Labor for Smelting Plant

The smelting plant requires a 45-man strong labor force of both skilled and unskilled personnel for the plant to be fully operational. The labor force may be categorized as:

i. Management and administration 6

ii. Skilled and semi-skilled 21

iii. General and unskilled 18

The staff compliment above has various skills and functions in the whole process chain.

By-products of the Smelting Plant

Modern smelters are efficient both in energy and process efficiency. Smelting of scrap metal, unlike the smelting of mineral ore, produces little or no solid wastes. The impurity level in the scrap metal is very low and takes the form of paints, rust, and other components such as plastic and paper washers. These completely burn out or produce little waste. Less than 10% of the total weight charged into the smelter is lost in the process.

Existing Infrastructure

The smelting plant has various existing infrastructure.

Water Supply

The HCC has a w'ater supply infrastructure to supply the smelting plant.
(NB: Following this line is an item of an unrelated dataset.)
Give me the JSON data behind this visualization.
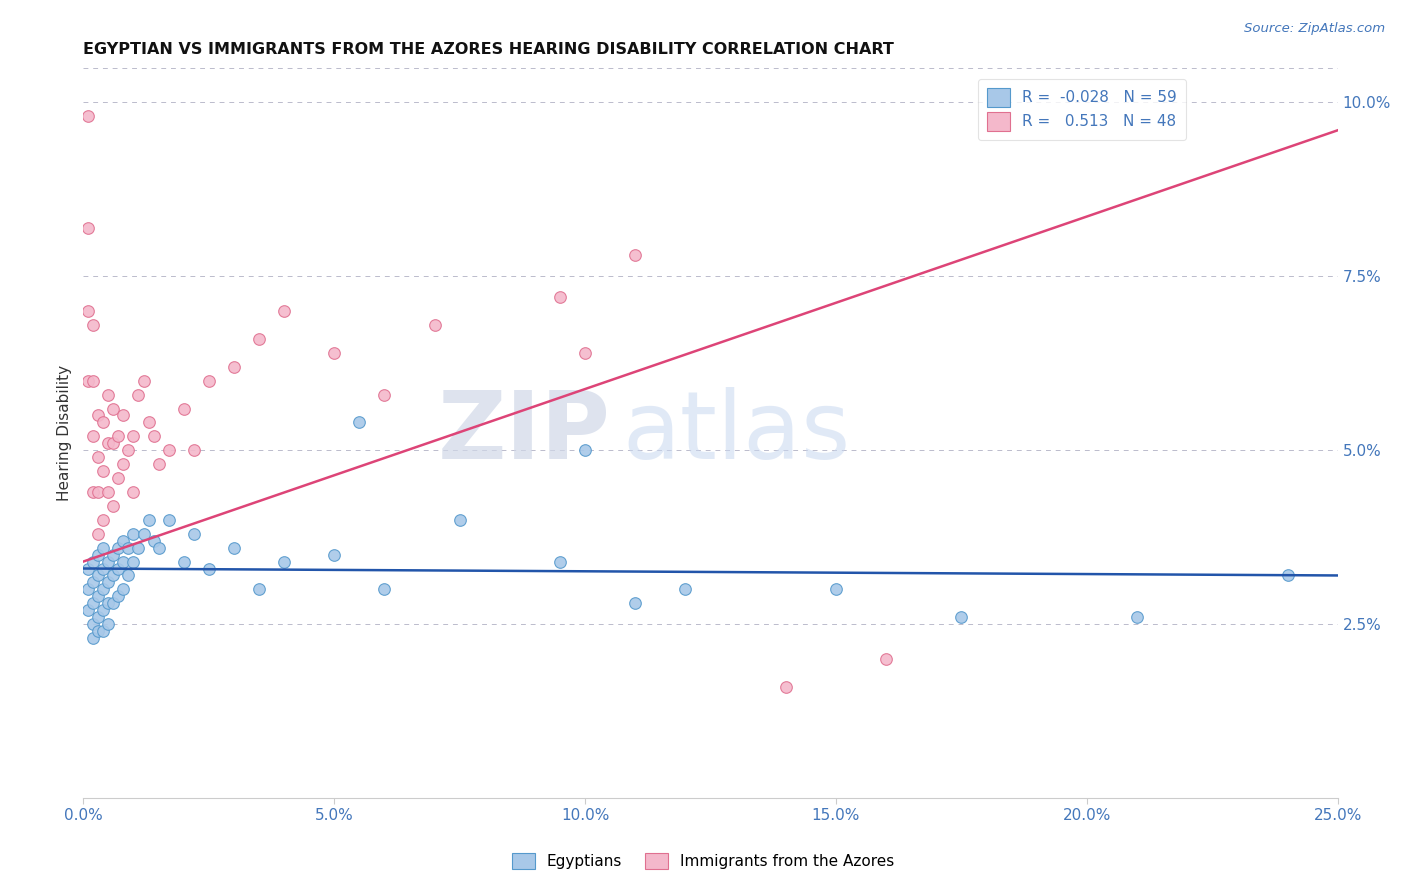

The water supply is the City Council’s responsibility as it has the lawful mandate to be the sole operator and supplier of potable domestic and industrial water through its water supply infrastructure. The water is for cooling and cleaning purposes. The water from the cooling system is recoverable on site. A storage tank shall be constructed at the site to ensure availability of water at the plant in the event of failure in the city supply line.

Sewage System

Liquid waste water from the ablution block, canteen, and spillage from the smelter plant shall be disposed of through the City Council sewage system. The volume of liquid waste matter is low due to the small labor force at the plant. The smelter discharges minimal water through accidental spillage where this w'ater collects on the floor and gets dirty.


The ZETDC has electricity grids to supply the various industries in the area. There is a ZETDC substation within a short distance from the proposed plant. The company is presently serviced by an 11 KV line, but this line shall be upgraded to supply 2000 MV to the smelter. The company shall also install a standby generator should there be interruption in electricity supply.

Road Access

The area where the plant is located is serviced by tw'o major roads namely Willowvale and High Glen Roads. It is unlikely that traffic to and from the plant will cause any congestion, as only 3-4 trucks are expected at the plant on a daily basis to offload scrap metal.

Administration Block

There is an existing building on the site which currently houses administrative offices. This building was left by the previous occupant. The company is in the process of upgrading the building. Another building shall be erected to house the canteen, workers’ changing room, and toilets.